Set up LAPIS with data with revisions #4

Closed chaoran-chen closed 1 year ago

chaoran-chen commented 1 year ago

Depends on #2

fengelniederhammer commented 1 year ago

Closely related to https://github.com/GenSpectrum/servers/issues/5

chaoran-chen commented 1 year ago

The test dataset contains a column genbank_accession_rev which is structured as <genbank accession>.<revision> (example: LR862399.1).

For pathoplexus, we need to further transform the data a bit. As described in https://github.com/orgs/pathoplexus/discussions/2#discussioncomment-6012375, I suggested having three columns:

  • revision (integer): When updating, we don't actually change the old entry but add a new one with the same accession and an incremented revision number
  • is_most_recent (boolean): this is only set to true for the most recent revisions of each sample
  • is_revoked (boolean): this is set to true if a sequence was revoked

@corneliusroemer, if it's very easy for you, could you maybe create an adapted metadata.tsv with these three additional columns? If you don't have time, it's also totally fine (you've already done a lot!)

corneliusroemer commented 1 year ago

Sure this is quite easy.

Is revoked true for all non-latest?

What about RKI sequences? Do you ignore them?

chaoran-chen commented 1 year ago

No, let's set revoked to false for all the entries for now. (For testing purposes, we can then randomly set it to true for a few entries.)

It would be great to remove all RKI sequences for this test dataset and use genbank_accession_rev as the primary key.

chaoran-chen commented 1 year ago

@corneliusroemer, have you already had the time to work on this?

@JonasKellerer also noticed that in the file the header line occurs multiple times (I believe that he pinged you on Slack).

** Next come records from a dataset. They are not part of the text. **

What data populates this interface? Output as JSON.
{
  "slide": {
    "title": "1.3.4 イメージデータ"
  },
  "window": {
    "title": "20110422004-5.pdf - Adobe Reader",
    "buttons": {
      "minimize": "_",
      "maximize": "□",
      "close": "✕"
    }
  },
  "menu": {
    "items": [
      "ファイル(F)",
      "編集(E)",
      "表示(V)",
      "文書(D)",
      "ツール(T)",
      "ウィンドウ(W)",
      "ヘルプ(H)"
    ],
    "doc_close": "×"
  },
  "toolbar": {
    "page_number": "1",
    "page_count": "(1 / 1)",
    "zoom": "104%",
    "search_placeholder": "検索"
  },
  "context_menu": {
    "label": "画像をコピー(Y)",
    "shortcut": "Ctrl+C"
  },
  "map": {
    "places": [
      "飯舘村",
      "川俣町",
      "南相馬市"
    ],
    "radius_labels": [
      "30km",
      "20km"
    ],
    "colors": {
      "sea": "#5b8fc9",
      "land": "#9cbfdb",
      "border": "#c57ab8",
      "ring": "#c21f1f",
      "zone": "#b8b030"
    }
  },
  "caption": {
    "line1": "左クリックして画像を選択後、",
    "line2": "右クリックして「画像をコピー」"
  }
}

JonasKellerer commented 1 year ago

Shortly what I noticed: The header occurs two times, once at the start and once in the middle of the file. After the second header the file also contains more columns than before (clade_who and clade_nextstrain). Maybe this is linked to the different versions of the metadata which are used and the cat command in line 164 of the Snakefile?

If I could add one more wish, I would ask if missing data is not displayed as a "?" but as an empty string.

Thanks in advance.

chaoran-chen commented 1 year ago

Now that we are working on the submission server, we will just use data from there. Closing this issue! (cc @corneliusroemer)